Merging of complex data structure
Data coming from multiple siloes during product development, manufacturing and maintenance must be combined. Graph databases provide a unique capability to merge heterogeneous data structures into a single complex data set with the ability to query relationships, impact analysis and more.
Data analytics using graph data science
The ability to perform various analytical queries provide unique value for PLM systems because it brings analytics to active data sets. There is no need for ETL or a conversion of data into another platform. Graph databases run very specific analyses by running various graph specific algorithms.
PLM Data Modeling – File, Table, Tree, Graph
The power of the graph is the ability to retain the rich semantics of the data while providing a very powerful way to query data.
Three of the most popular data paradigms in CAD and PLM are Files, Tables and Trees (hierarchies). However, this information can be transformed into a graph that explains not only the data but relationships and semantic dependencies between data. Capturing these relationships and dependencies allows for building analysis and decision-support tool to help manufacturing companies.
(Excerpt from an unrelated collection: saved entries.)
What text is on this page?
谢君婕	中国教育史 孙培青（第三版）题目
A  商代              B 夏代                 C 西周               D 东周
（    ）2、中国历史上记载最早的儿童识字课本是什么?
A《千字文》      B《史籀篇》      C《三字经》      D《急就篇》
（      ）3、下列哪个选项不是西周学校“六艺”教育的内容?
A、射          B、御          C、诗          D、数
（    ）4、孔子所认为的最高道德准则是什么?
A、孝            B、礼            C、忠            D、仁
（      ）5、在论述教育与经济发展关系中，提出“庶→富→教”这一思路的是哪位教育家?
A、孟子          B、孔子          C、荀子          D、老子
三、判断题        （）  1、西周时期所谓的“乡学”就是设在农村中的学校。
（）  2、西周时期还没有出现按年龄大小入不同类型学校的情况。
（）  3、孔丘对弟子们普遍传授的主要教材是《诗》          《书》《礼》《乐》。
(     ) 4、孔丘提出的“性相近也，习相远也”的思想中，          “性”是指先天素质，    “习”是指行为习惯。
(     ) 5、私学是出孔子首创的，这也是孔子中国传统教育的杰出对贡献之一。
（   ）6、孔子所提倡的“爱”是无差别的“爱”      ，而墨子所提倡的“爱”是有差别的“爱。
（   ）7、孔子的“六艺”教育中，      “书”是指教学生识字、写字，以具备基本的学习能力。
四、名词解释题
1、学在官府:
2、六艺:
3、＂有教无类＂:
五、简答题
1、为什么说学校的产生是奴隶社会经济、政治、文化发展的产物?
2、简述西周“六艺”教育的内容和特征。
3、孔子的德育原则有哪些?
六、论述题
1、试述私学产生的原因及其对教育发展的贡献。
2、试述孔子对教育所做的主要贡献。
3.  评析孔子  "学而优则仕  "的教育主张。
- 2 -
The Future Value of Graph Databases for Product Development and PLM
Graphs and graph databases are quickly becoming a very powerful product data management paradigm. Meanwhile, industrial companies are sitting on a goldmine of data with limited set of options on how to turn it into value and competitive business advantage.
Graph databases can be used for a variety of these tasks. Where graphs and graph databases are powerful is in developing solutions to manage relationships. Where graphs really shine is around relationship analysis. Connections between people, things and companies are where value can be created. Although not every problem is a graph problem, PLM applications and specifically BOM management have multiple applications to using a graph database, especially where other data management solutions are inefficient.
PLM systems are transforming. Modern online platforms are focusing more on how to manage data and less on the applications. The latter has a shorter lifecycle compared to data. Because of that, there is a need for a more flexible and robust data management foundation capable of scaling and supporting data semantics while being a source of analytics on product data.
Oleg Shilovitsky is Co-founder and Chief Executive Officer at OpenBOM, and author of the Beyond PLM blog.